On Fri, 28 Jan 2005, Dale Johannesen wrote:
> On Jan 28, 2005, at 3:44 PM, Dale Johannesen wrote:
> >
> > That seems to solve the bootstrap problem and the original failure.
> > I'll run it through more testing.  Thanks.
>
> And now I get a bootstrap comparison failure <sigh>, I'll track it down.

Can you check if using TREE_OPERAND (t, 0) in both clauses fixes the
problem?

In GCC's tree type system, the operands of binary and comparison
operators are usually the same, so it shouldn't make any difference
if you use the TREE_TYPE of TREE_OPERAND (t,0) or TREE_OPERAND (t,1).
The possible exceptions to the rule are the shift and rotate operators
where it may be permissible for front-ends to use a different type
for the first and second operands, think (long long)x << (char)y.
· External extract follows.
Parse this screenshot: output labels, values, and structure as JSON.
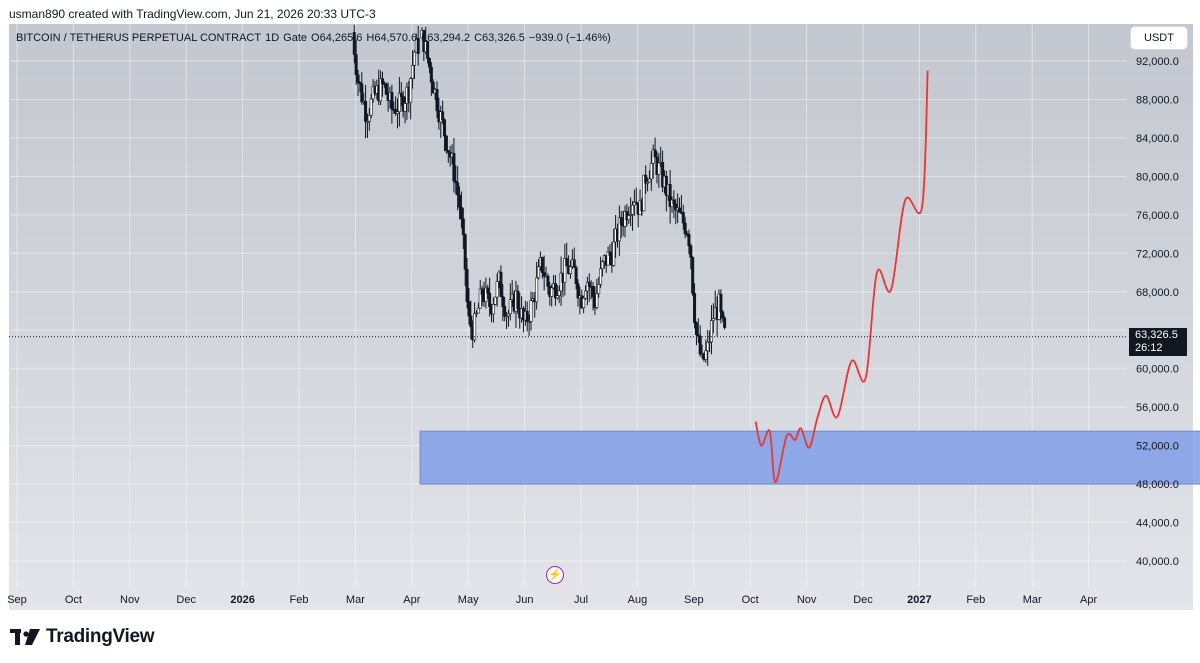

This then complicates this patch for "(long long)1 << (char)(x != 0)"
and "(long long)(x != 0) << (char)1".


If all else fails, we might ultimately need both arg0_type and
arg1_type to be passed.  In which case, its probably easier to
pass just "t", rather than code=TREE_CODE (t), type=TREE_TYPE(t),
arg0_type=TREE_OPERAND(t,0) and arg1_type=TREE_OPERAND(t,1).